Games are becoming more expensive to produce and hardware vendors are packing more technology into consoles, increasing the cost of manufacture. Some observers suggest that a crash in the sector is likely.

Such a collapse occurred in 1983, when a flood of new games consoles and the rise of the personal computer led to a vicious price war that claimed several large games developers.

Businesses that take advantage of the internet capabilities of the next generation of consoles may prevent a similar disaster. One emerging technology that may improve the economics of the industry is in-game advertising, where real-life brands and billboards are downloaded into video games, their owners shelling out to buy up video game real estate.

Wellingtonian Claudia Batten last year sold her New York-based advertising company, Massive, to Microsoft for an estimated US$400 million. Massive specialises in in-game advertising and garnered a string of high-profile advertising clients when it proved that it could help them reach the tricky 18- to 34-year-old "Lost Boys".

Online games like Second Life have proven the Massive business model to be ahead of its time, with companies now clambering to feature in the Second Life community. "Micro transactions for add-ons for games bought at retail will start to increase and games on out-of-date formats or traditionally hard to get games will find a new home," said Morse.

It's already happening.
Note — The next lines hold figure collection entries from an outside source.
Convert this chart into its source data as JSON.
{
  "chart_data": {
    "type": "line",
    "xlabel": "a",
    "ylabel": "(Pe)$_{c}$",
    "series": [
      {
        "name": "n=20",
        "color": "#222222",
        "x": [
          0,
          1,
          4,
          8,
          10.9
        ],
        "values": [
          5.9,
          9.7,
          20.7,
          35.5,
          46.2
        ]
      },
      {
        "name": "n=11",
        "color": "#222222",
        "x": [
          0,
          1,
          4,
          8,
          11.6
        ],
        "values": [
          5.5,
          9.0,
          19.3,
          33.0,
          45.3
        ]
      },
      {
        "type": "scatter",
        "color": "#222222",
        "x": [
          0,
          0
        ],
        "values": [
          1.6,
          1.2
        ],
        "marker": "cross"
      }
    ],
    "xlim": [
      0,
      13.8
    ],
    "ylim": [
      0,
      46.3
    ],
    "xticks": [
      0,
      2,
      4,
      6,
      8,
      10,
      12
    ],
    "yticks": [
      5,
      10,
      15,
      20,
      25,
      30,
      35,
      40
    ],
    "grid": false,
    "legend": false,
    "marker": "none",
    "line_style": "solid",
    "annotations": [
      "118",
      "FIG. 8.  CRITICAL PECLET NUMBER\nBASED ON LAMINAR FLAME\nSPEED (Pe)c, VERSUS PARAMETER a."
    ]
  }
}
New songs for music game Guitar Hero 2 are being made available for download on the Xbox Live Marketplace and Nintendo is making the original version of the hit game Zelda available to its Wii console through the internet. The PlayStation Network features a series of arcade games.

But the shrink-wrapped, off-the-shelf model that retailers depend on isn't going away.

"We don't see the business model changing substantially for the next few years," said Light.

"It's something retailers need to be aware of, but the change will be very gradual," Bell added.